Is Afghanistan’s Most-Wanted Militant Now Its Best Hope for Change?
For the better part of two decades, one name above all others inspired fear among ordinary Afghans: Sirajuddin Haqqani.
To many, Mr. Haqqani was a boogeyman, an angel of death with the power to determine who would live and who would die during the U.S.-led war. He deployed his ranks of Taliban suicide bombers, who rained carnage on American troops and Afghan civilians alike. A ghostlike kingpin of global jihad, with deep ties to Al Qaeda and other terrorist networks, he topped the United States’ most-wanted list in Afghanistan, with a $10 million bounty on his head.

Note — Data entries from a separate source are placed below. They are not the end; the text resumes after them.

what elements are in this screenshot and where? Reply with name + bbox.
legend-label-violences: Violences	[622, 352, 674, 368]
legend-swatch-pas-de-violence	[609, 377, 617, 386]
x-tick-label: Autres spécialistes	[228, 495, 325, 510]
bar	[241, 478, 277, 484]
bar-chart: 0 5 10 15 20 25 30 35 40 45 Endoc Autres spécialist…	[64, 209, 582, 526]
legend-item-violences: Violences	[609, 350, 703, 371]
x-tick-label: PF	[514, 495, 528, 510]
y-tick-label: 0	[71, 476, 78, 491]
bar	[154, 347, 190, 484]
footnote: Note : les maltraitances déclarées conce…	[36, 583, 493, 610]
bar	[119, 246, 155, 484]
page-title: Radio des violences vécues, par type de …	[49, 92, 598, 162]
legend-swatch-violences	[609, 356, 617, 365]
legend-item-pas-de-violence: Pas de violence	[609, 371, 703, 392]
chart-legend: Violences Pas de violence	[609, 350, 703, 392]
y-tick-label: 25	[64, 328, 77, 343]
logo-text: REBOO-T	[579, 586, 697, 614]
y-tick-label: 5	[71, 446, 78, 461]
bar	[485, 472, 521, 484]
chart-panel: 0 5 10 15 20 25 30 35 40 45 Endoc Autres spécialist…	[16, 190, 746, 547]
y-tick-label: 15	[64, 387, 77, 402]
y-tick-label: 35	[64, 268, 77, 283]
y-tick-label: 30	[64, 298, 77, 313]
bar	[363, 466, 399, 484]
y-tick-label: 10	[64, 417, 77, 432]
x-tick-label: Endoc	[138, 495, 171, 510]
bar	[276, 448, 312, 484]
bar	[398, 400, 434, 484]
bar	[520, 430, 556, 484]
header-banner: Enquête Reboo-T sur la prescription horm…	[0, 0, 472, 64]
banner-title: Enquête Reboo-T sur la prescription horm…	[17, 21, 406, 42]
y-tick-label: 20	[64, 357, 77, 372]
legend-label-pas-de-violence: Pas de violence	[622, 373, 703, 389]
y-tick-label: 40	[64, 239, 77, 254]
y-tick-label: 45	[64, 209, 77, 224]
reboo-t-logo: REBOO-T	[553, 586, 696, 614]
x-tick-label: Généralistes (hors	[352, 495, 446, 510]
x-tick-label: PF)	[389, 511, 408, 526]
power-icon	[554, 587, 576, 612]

But since the Americans’ frantic withdrawal in 2021 and the Taliban’s return to power, Mr. Haqqani has portrayed himself as something else altogether: A pragmatic statesman. A reliable diplomat. And a voice of relative moderation in a government steeped in religious extremism.
Mr. Haqqani’s makeover is part of a larger conflict that has roiled the Taliban over the past three years, even as the group works to present a united front. At the center is the Taliban’s emir and head of state, Sheikh Haibatullah Akhundzada, a hard-line cleric whose evisceration of women’s rights has isolated Afghanistan on the global stage.
As Sheikh Haibatullah has seized near total control over major policy, Mr. Haqqani has emerged as his most persistent challenger. Mr. Haqqani has privately lobbied for girls to be allowed to return to school beyond the sixth grade and for women to resume work in government offices, according to several Taliban and foreign officials. And as Sheikh Haibatullah has denounced Western ideals and dismissed Western demands, Mr. Haqqani has offered himself as a bridge.